Access benchmark (Brahe vs Skyfield):

uv run scripts/benchmark_access_three_way.py --n-locations 100 --seed 42 --output chart.html --plot-style scatter --csv accesses.csv

GPU comparison benchmarks (Brahe-Rust vs Astrojax on CPU / single GPU / multi-GPU):

Prerequisites: CUDA-capable GPU(s) and an installed CUDA driver. The gpu-comparison extra in pyproject.toml carries only the Python tooling deps (typer, rich, psutil). Astrojax and the CUDA-capable jaxlib are installed by the just bench-gpu-install recipe — astrojax editable from ~/repos/astrojax when present, otherwise from PyPI; jaxlib matched to the detected CUDA major version. They are intentionally NOT pinned in pyproject.toml so uv sync --all-extras --frozen works in CI without a sibling astrojax checkout.

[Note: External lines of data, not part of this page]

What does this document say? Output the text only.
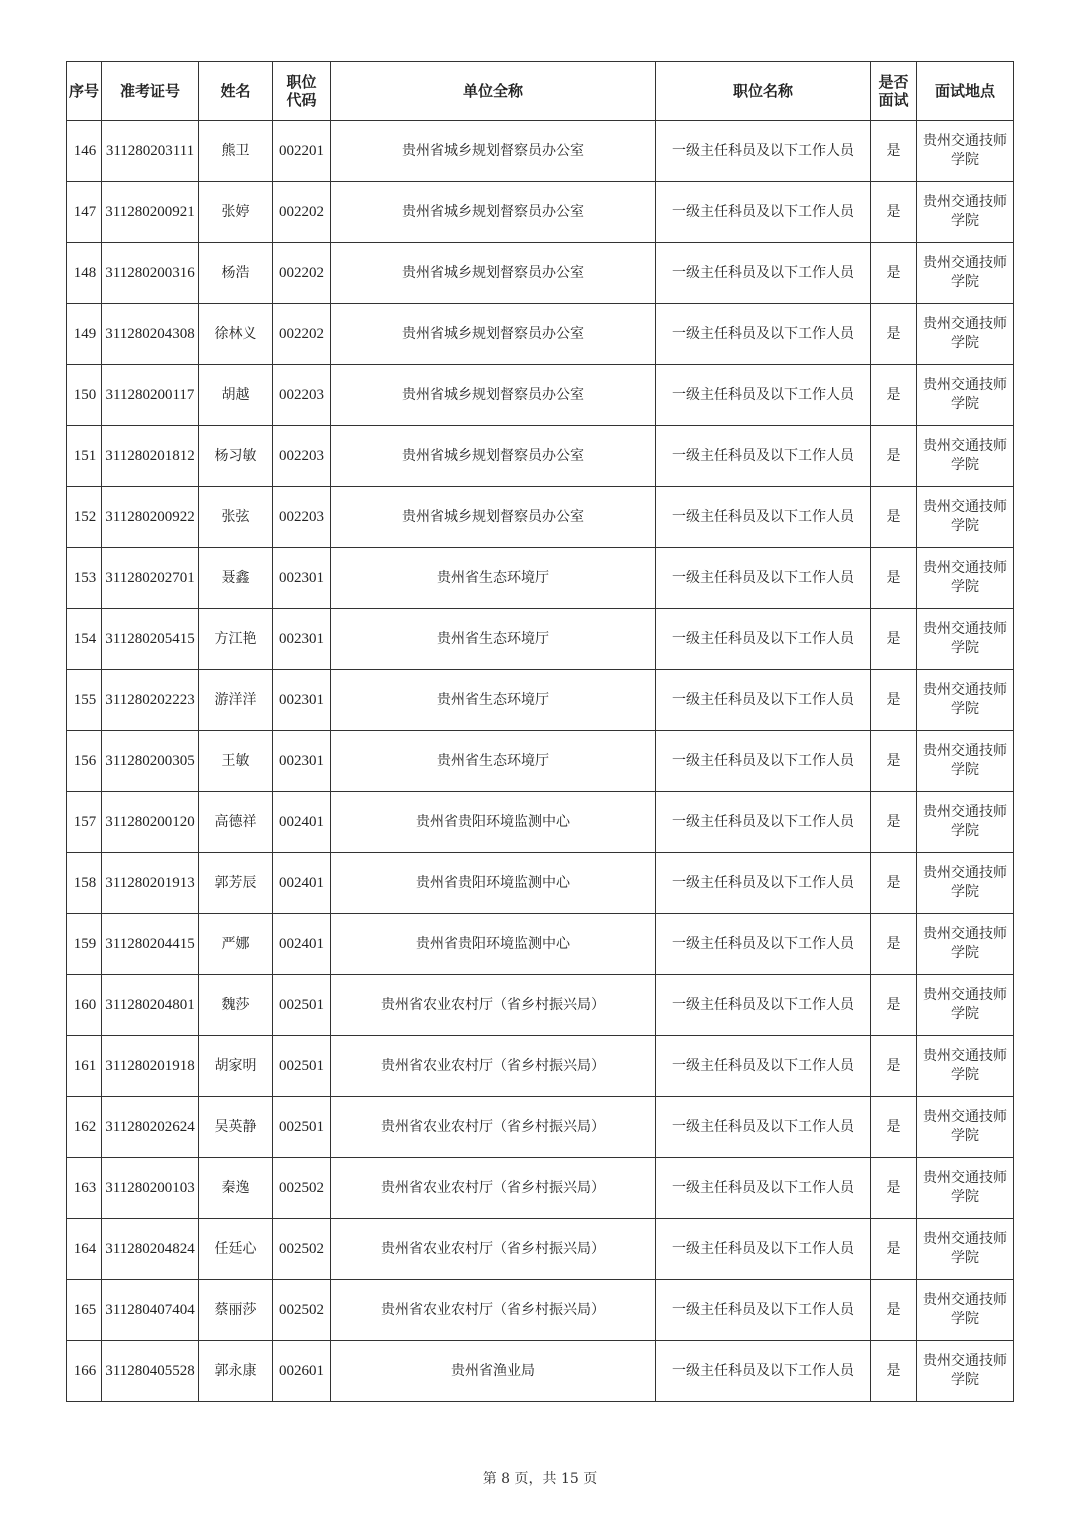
序号	准考证号	姓名	职位代码	单位全称	职位名称	是否面试	面试地点
146	311280203111	熊卫	002201	贵州省城乡规划督察员办公室	一级主任科员及以下工作人员	是	贵州交通技师学院
147	311280200921	张婷	002202	贵州省城乡规划督察员办公室	一级主任科员及以下工作人员	是	贵州交通技师学院
148	311280200316	杨浩	002202	贵州省城乡规划督察员办公室	一级主任科员及以下工作人员	是	贵州交通技师学院
149	311280204308	徐林义	002202	贵州省城乡规划督察员办公室	一级主任科员及以下工作人员	是	贵州交通技师学院
150	311280200117	胡越	002203	贵州省城乡规划督察员办公室	一级主任科员及以下工作人员	是	贵州交通技师学院
151	311280201812	杨习敏	002203	贵州省城乡规划督察员办公室	一级主任科员及以下工作人员	是	贵州交通技师学院
152	311280200922	张弦	002203	贵州省城乡规划督察员办公室	一级主任科员及以下工作人员	是	贵州交通技师学院
153	311280202701	聂鑫	002301	贵州省生态环境厅	一级主任科员及以下工作人员	是	贵州交通技师学院
154	311280205415	方江艳	002301	贵州省生态环境厅	一级主任科员及以下工作人员	是	贵州交通技师学院
155	311280202223	游洋洋	002301	贵州省生态环境厅	一级主任科员及以下工作人员	是	贵州交通技师学院
156	311280200305	王敏	002301	贵州省生态环境厅	一级主任科员及以下工作人员	是	贵州交通技师学院
157	311280200120	高德祥	002401	贵州省贵阳环境监测中心	一级主任科员及以下工作人员	是	贵州交通技师学院
158	311280201913	郭芳辰	002401	贵州省贵阳环境监测中心	一级主任科员及以下工作人员	是	贵州交通技师学院
159	311280204415	严娜	002401	贵州省贵阳环境监测中心	一级主任科员及以下工作人员	是	贵州交通技师学院
160	311280204801	魏莎	002501	贵州省农业农村厅（省乡村振兴局）	一级主任科员及以下工作人员	是	贵州交通技师学院
161	311280201918	胡家明	002501	贵州省农业农村厅（省乡村振兴局）	一级主任科员及以下工作人员	是	贵州交通技师学院
162	311280202624	吴英静	002501	贵州省农业农村厅（省乡村振兴局）	一级主任科员及以下工作人员	是	贵州交通技师学院
163	311280200103	秦逸	002502	贵州省农业农村厅（省乡村振兴局）	一级主任科员及以下工作人员	是	贵州交通技师学院
164	311280204824	任廷心	002502	贵州省农业农村厅（省乡村振兴局）	一级主任科员及以下工作人员	是	贵州交通技师学院
165	311280407404	蔡丽莎	002502	贵州省农业农村厅（省乡村振兴局）	一级主任科员及以下工作人员	是	贵州交通技师学院
166	311280405528	郭永康	002601	贵州省渔业局	一级主任科员及以下工作人员	是	贵州交通技师学院
第 8 页，共 15 页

# One-time setup: install brahe[gpu-comparison] + astrojax + a CUDA-matched
# jaxlib. NO_LOCAL=1 forces the PyPI astrojax install regardless of
# ~/repos/astrojax presence.
just bench-gpu-install
just bench-gpu-build                          # compiles bench_gpu_rust

# Run the full suite — 8 tasks × 4 configs × geometric batch ladder.
# JAX_ENABLE_X64=1 is required so EOP-backed tasks preserve f64 precision
# on the astrojax-CPU side.
JAX_ENABLE_X64=1 just bench-gpu --budget 90 --iterations 5

# Regenerate figures + CSVs from the most recent results JSON.
BRAHE_FIGURE_OUTPUT_DIR=./docs/figures/ uv run python plots/fig_gpu_comparison.py

# Inspect a results file as a per-task table without re-running:
just bench-gpu-inspect benchmarks/gpu_comparison/results/run_<timestamp>.json

Individual cells can be triaged with just bench-gpu-cell <task> <config> <batch>. Use just bench-gpu-list to see registered tasks.